Genesis 37 is included in the narrative to set up the importance and significance of Joseph, not only to his family, but to the entire world. Right from the beginning of Genesis 37, the author shows that Joseph was loved more than his brothers by his father, which shows significance to the rest of the narrative when Joseph also is held in high regard above the rest of the slaves in the homes of Potiphar and Pharaoh. The reader also was able to see through Joseph’s dreams that his brothers would one day bow before him, which shows great foreshadowing for the rest of the narrative when his brothers in fact do bow before him when he is governor of Egypt, but also it foreshadows that one day all of Egypt would bow before him during the famine years as Joseph was overseer of food distribution to Egypt during the famine. Even more than that, “all the earth came to Egypt to Joseph to buy grain because the famine was severe over all the earth” (Gen 41:56-57 ESV).
Without Genesis 37, Genesis 38 would not make as much sense to the reader, as the reader would not be aware that Joseph’s brother, Judah, was the one who sold him to the Ishmaelities. Thus, the reader is left wondering in Gen. 38 why the Lord kills Judah’s sons, why Judah’s sons were wicked, and what had Judah done against the Lord to deserve this treatment. Also, without Gen. 37, the reader would not fully understand the events that led to Joseph being in the possession of Potiphar in Gen. 39. Genesis 37 sets up the rest of the narrative that shows Joseph’s faithfulness to the Lord through all the situations he is put into and how God raised him up in everything due to Joseph’s faithfulness in Him.
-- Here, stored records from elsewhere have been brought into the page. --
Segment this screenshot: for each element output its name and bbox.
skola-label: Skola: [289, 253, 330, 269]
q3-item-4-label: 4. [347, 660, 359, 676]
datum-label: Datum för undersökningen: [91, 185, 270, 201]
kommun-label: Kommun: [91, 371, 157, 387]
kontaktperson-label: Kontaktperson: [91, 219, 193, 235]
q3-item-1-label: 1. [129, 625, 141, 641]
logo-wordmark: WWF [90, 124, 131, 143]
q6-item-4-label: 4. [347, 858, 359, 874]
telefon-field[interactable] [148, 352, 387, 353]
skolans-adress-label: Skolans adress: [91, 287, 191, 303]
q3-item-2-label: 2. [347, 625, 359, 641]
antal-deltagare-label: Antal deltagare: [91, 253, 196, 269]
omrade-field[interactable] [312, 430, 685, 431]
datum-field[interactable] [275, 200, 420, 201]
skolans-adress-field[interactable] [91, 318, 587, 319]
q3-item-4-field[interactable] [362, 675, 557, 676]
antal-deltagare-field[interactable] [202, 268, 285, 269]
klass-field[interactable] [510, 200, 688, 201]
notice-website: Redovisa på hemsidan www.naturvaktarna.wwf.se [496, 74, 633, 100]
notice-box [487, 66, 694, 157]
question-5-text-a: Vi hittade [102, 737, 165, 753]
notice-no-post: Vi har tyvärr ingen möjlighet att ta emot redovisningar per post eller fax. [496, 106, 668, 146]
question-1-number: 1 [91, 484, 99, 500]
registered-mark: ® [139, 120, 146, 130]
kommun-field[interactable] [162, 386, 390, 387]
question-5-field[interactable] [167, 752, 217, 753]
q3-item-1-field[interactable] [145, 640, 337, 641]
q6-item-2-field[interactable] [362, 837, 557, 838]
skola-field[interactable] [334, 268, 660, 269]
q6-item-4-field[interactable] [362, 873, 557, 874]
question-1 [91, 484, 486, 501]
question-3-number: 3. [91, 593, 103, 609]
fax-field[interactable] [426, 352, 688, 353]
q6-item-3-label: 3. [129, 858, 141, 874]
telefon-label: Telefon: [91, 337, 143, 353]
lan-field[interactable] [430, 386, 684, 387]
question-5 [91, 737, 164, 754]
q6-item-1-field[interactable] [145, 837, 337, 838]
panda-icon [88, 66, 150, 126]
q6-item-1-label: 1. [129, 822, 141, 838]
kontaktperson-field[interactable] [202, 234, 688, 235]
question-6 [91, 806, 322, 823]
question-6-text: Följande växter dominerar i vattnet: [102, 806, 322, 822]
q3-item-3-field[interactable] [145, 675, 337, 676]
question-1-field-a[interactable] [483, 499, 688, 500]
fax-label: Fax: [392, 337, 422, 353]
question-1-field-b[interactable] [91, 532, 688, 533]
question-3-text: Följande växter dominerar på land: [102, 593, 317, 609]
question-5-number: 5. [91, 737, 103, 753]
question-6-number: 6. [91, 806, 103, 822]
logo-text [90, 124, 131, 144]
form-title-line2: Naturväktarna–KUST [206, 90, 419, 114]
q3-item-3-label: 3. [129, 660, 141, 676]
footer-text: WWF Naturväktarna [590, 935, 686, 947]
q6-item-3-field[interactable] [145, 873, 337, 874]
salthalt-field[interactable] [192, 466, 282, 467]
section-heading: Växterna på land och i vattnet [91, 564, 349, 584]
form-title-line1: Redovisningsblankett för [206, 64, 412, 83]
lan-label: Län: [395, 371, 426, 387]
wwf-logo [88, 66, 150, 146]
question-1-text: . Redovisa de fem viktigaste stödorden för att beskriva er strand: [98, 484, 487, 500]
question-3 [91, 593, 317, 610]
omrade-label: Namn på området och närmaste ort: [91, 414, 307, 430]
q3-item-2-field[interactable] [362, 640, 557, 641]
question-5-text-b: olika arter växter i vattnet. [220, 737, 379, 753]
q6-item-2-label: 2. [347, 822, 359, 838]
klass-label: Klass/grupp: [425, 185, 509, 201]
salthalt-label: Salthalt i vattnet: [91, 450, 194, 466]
The example of Joseph’s faith in God throughout the entire narrative is a greater representation of the nation of Israel as God’s chosen people. Israel is God’s chosen people, and God raises His people up when they are faithful to Him in all the situations that come upon them. Due to Israel’s faithfulness to God, the people are brought out of many situations, but when Israel’s people are not faithful to God, they are oppressed until they return to God as we see throughout the entire Old Testament.